Wednesday, March 30, 2011
A person was prescribed to take two pills (tablets), one each, from the two bottles viz. Bottle A and Bottle B, daily. The tablets are exactly look alike.
The medicines have to be taken exactly one tablet from each bottle, neither less nor more, else the medicines will not be effective.
One fine day, the patient popped out one tablet from Bottle A, but while taking the tablet from bottle B, by mistake, two tablets spilled over. Now he has three tablets in his hand, and he can't put back the extra tablet to Bottle B as all the tablets are identical in looks.
He has to ensure that he takes exactly one tablet from each of the bottle and at the same time he must avoid any wastage of the medicine.
1. Both bottles have equal number of tablets, say 30.
2. Tablets from both the bottles look exactly identical.
3. Medicine is very costly, so any kind of wastage is not affordable.

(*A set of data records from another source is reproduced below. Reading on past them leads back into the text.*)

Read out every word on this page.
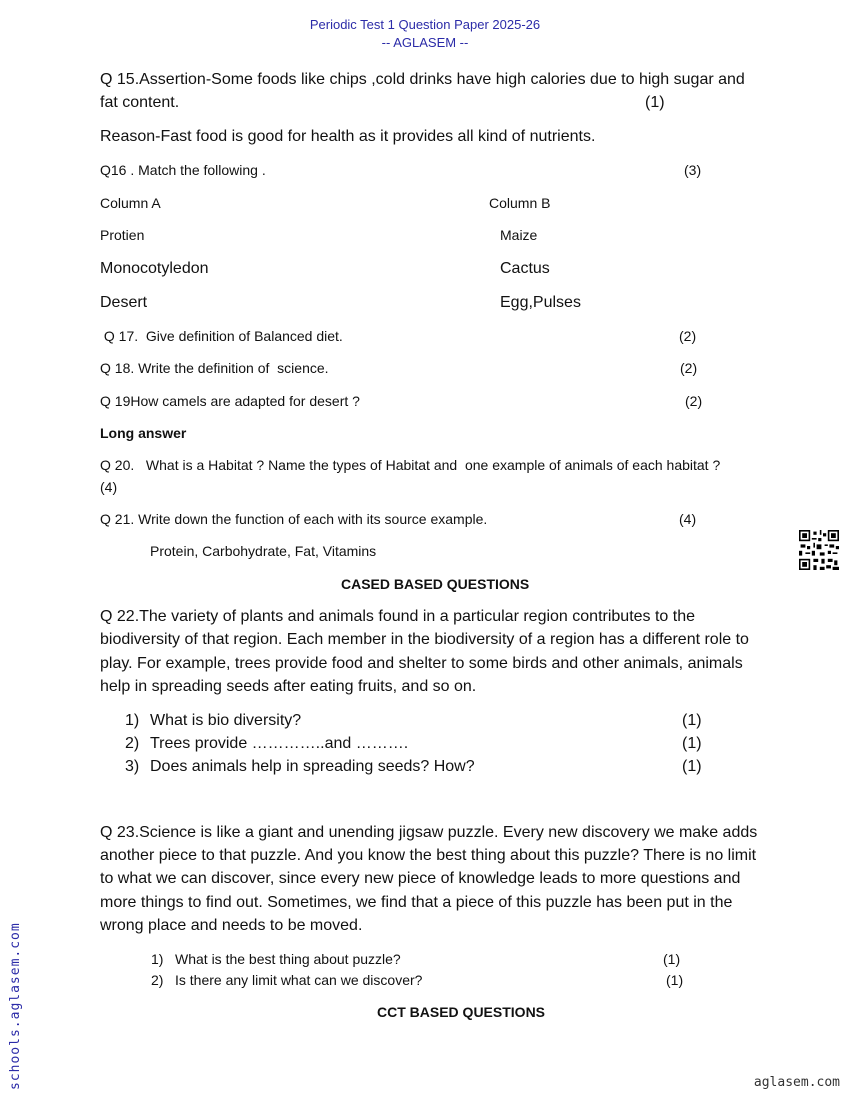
Periodic Test 1 Question Paper 2025-26
-- AGLASEM --
Q 15.Assertion-Some foods like chips ,cold drinks have high calories due to high sugar and
fat content.	(1)
Reason-Fast food is good for health as it provides all kind of nutrients.
Q16 . Match the following .	(3)
Column A	Column B
Protien	Maize
Monocotyledon	Cactus
Desert	Egg,Pulses
Q 17.  Give definition of Balanced diet.	(2)
Q 18. Write the definition of  science.	(2)
Q 19How camels are adapted for desert ?	(2)
Long answer
Q 20.   What is a Habitat ? Name the types of Habitat and  one example of animals of each habitat ?
(4)
Q 21. Write down the function of each with its source example.	(4)
Protein, Carbohydrate, Fat, Vitamins
CASED BASED QUESTIONS
Q 22.The variety of plants and animals found in a particular region contributes to the
biodiversity of that region. Each member in the biodiversity of a region has a different role to
play. For example, trees provide food and shelter to some birds and other animals, animals
help in spreading seeds after eating fruits, and so on.
1) What is bio diversity?	(1)
2) Trees provide …………..and ……….	(1)
3) Does animals help in spreading seeds? How?	(1)
Q 23.Science is like a giant and unending jigsaw puzzle. Every new discovery we make adds
another piece to that puzzle. And you know the best thing about this puzzle? There is no limit
to what we can discover, since every new piece of knowledge leads to more questions and
more things to find out. Sometimes, we find that a piece of this puzzle has been put in the
wrong place and needs to be moved.
1) What is the best thing about puzzle?	(1)
2) Is there any limit what can we discover?	(1)
CCT BASED QUESTIONS
schools.aglasem.com	aglasem.com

Problem Statement: How would you ensure that, in the above situation, you take exactly one tablet from each bottle, at the same time ensuring no wastage of the medicine.
- Take (1) Pill A from the bottle and add it to the 3 unknown pills. You now have (2) Pill A and (2) Pill B in your pile.
- Take each of the 4 pills and cut them in half.
- For each pill, put one of the halves in a pile on the right and one of the halves in a pile on the left.
- Each pile now contains 2 halves of Pill A and 2 halves of Pill B, which is the same as (1) Pill A and (1) Pill B in each pile.